System Maintenance Menu

     1   Start System

     2   Install System Software

     3   Run Diagnostics

     4   Recover System

     5   Enter Command Monitor

     6   Select Keyboard Layout

About the Standalone Shell (sash)

The Command Monitor has been designed to keep it independent of operating systems and as small as possible. Therefore, the Command Monitor cannot directly boot files residing in IRIX or other operating system file trees. However, the Command Monitor provides a two-level boot mechanism that lets it load an intermediary program that understands filesystems; this program can then find and load the desired boot file. The program is called the standalone shell, and is referred to as sash. sash is a reconfigured and expanded version of the Command Monitor program, and includes the modules needed to handle operating system file structures. It also has enhanced knowledge about devices.

After the system software is installed, a copy of sash is located in the volume header of the first disk. The header contains a very simple file structure that the Command Monitor understands. You can also boot sash from tape or across the network.

Booting the Standalone Shell (sash)

To boot sash from your disk:

1.Shut down the system

2.When you see the message:

Starting up the system...

 

To perform system maintenance instead, press Esc

Press the Esc key. You may have to enter your system's Command Monitor password, if your system has one. You see a menu similar to the following:

System Maintenance Menu

(1) Start System

(2) Install System Software

(3) Run Diagnostics

(4) Recover System

(5) Enter Command Monitor

3.Select option 5, Enter Command Monitor from the System Maintenance Menu. You see the following message and prompt:

Command Monitor. Type "exit" to return to the menu.

>>

4.Enter the command:

boot -f sash

sash operates in interactive command mode. You see the SASH prompt:

sash:

To use the multilevel boot feature, set the PROM environment variable bootfile to refer to a specific copy of sash. In normal configurations, setting bootfile to dksc(0,0,8)sash tells the Command Monitor to load sash from the SCSI disk controller 0, disk unit 0, partition 8 (the volume header). Use this syntax:

setenv bootfile "dksc(0)disk(1)partition(8)sash"

Then issue a boot command, as in this example for a SCSI drive:

boot dksc()unix initstate=s

The following actions take place:

boot loads dksc(0)disk(0)partition(8)sash, as specified by bootfile, since the boot command doesn't contain a -f argument. (A -f argument overrides the default specified by bootfile.)

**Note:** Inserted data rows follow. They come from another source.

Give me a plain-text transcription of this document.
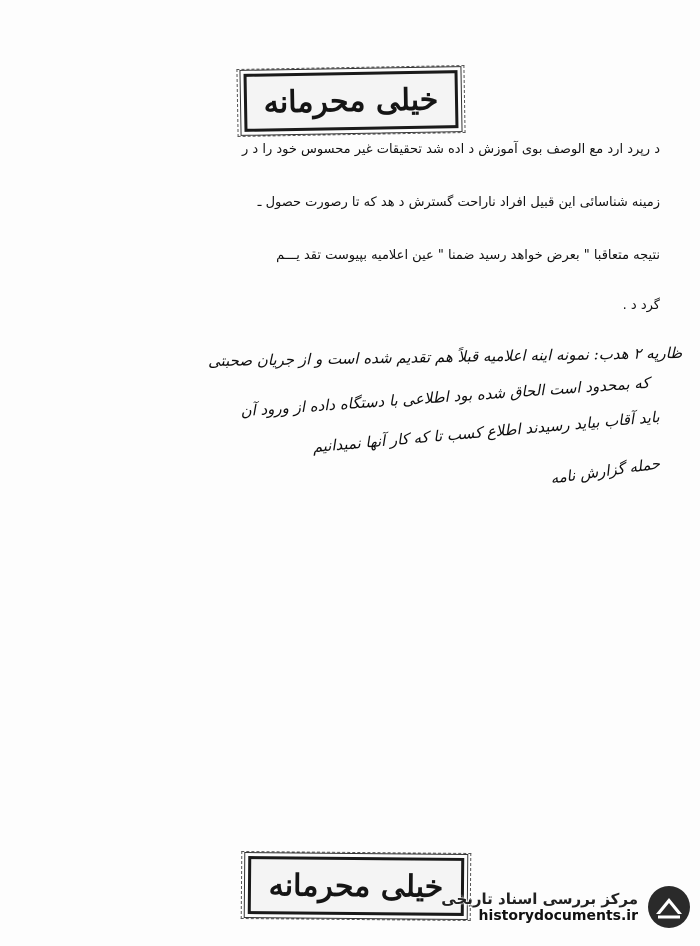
خیلی محرمانه
د رپرد ارد مع الوصف بوی آموزش د اده شد تحقیقات غیر محسوس خود را د ر
زمینه شناسائی این قبیل افراد ناراحت گسترش د هد که تا رصورت حصول ـ
نتیجه متعاقبا " بعرض خواهد رسید ضمنا " عین اعلامیه بپیوست تقد یـــم
گرد د .
ظارپه ۲ هدب: نمونه اینه اعلامیه قبلاً هم تقدیم شده است و از جریان صحبتی
که بمحدود است الحاق شده بود اطلاعی با دستگاه داده از ورود آن
باید آقاب بیاید رسیدند اطلاع کسب تا که کار آنها نمیدانیم
حمله گزارش نامه
خیلی محرمانه
مرکز بررسی اسناد تاریخی
historydocuments.ir
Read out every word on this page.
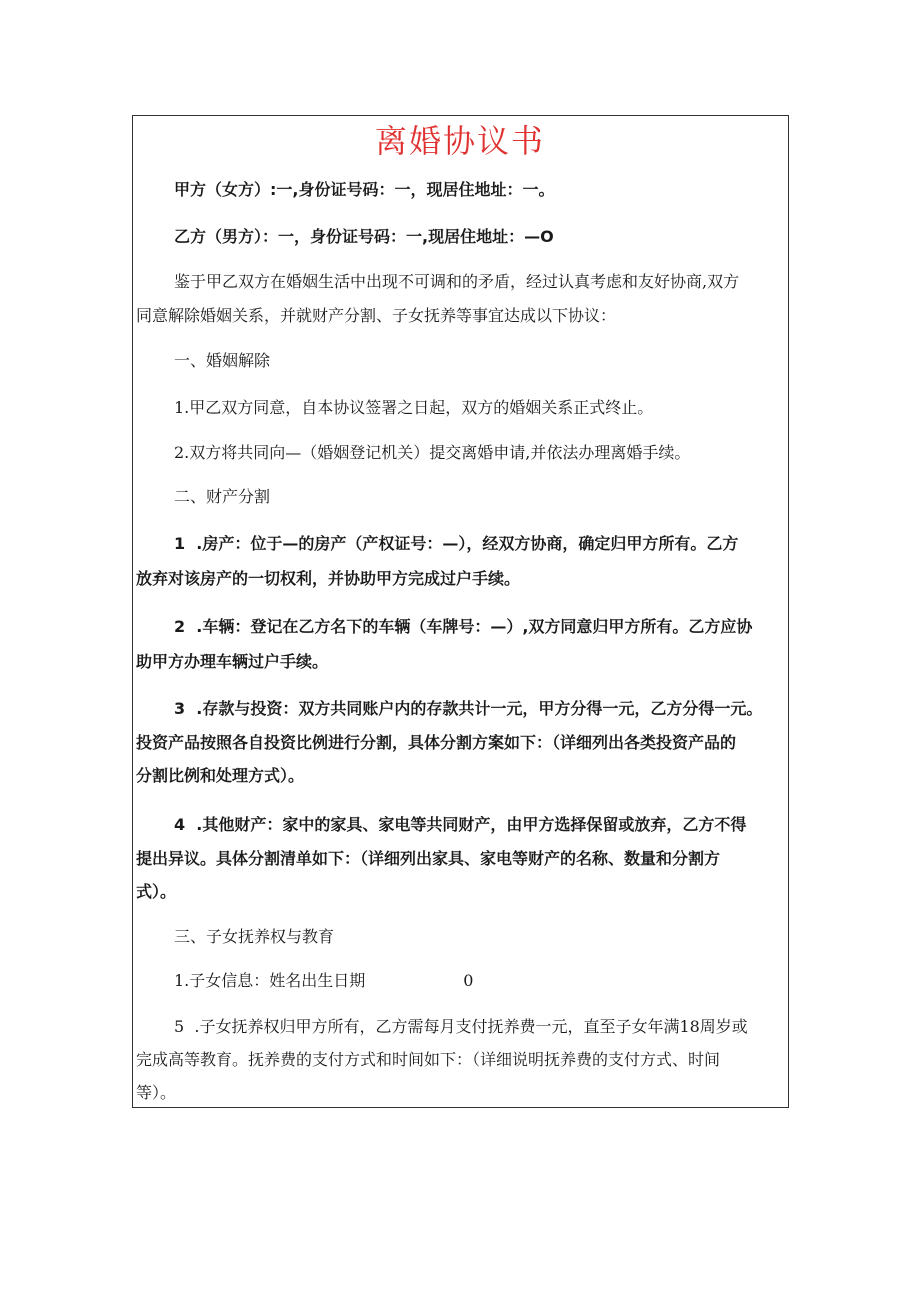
离婚协议书
甲方（女方）:一,身份证号码：一，现居住地址：一。
乙方（男方）：一，身份证号码：一,现居住地址：—O
鉴于甲乙双方在婚姻生活中出现不可调和的矛盾，经过认真考虑和友好协商,双方
同意解除婚姻关系，并就财产分割、子女抚养等事宜达成以下协议：
一、婚姻解除
1.甲乙双方同意，自本协议签署之日起，双方的婚姻关系正式终止。
2.双方将共同向—（婚姻登记机关）提交离婚申请,并依法办理离婚手续。
二、财产分割
1  .房产：位于—的房产（产权证号：—），经双方协商，确定归甲方所有。乙方
放弃对该房产的一切权利，并协助甲方完成过户手续。
2  .车辆：登记在乙方名下的车辆（车牌号：—）,双方同意归甲方所有。乙方应协
助甲方办理车辆过户手续。
3  .存款与投资：双方共同账户内的存款共计一元，甲方分得一元，乙方分得一元。
投资产品按照各自投资比例进行分割，具体分割方案如下：（详细列出各类投资产品的
分割比例和处理方式）。
4  .其他财产：家中的家具、家电等共同财产，由甲方选择保留或放弃，乙方不得
提出异议。具体分割清单如下：（详细列出家具、家电等财产的名称、数量和分割方
式）。
三、子女抚养权与教育
1.子女信息：姓名出生日期	0
5  .子女抚养权归甲方所有，乙方需每月支付抚养费一元，直至子女年满18周岁或
完成高等教育。抚养费的支付方式和时间如下：（详细说明抚养费的支付方式、时间
等）。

sash gets two arguments: dksc()unix and initstate=s, which brings the system up in single-user mode. (Note that the Command Monitor removes the leading hyphen [-] from any argument, so if you use the next layer of software, and need an argument with a leading hyphen, put two hyphens in front of it.)

sash loads the file specified by the first argument (dksc()unix) and passes the next argument to that file.

Do not issue the auto command from sash with the bootfile set as shown above. If you do, the system tries to boot sash over itself and exits with an error.

To be able to use the auto command from sash, set bootfile to refer to the kernel, for example, dksc()unix. Even better, return to the PROM level to use the auto command.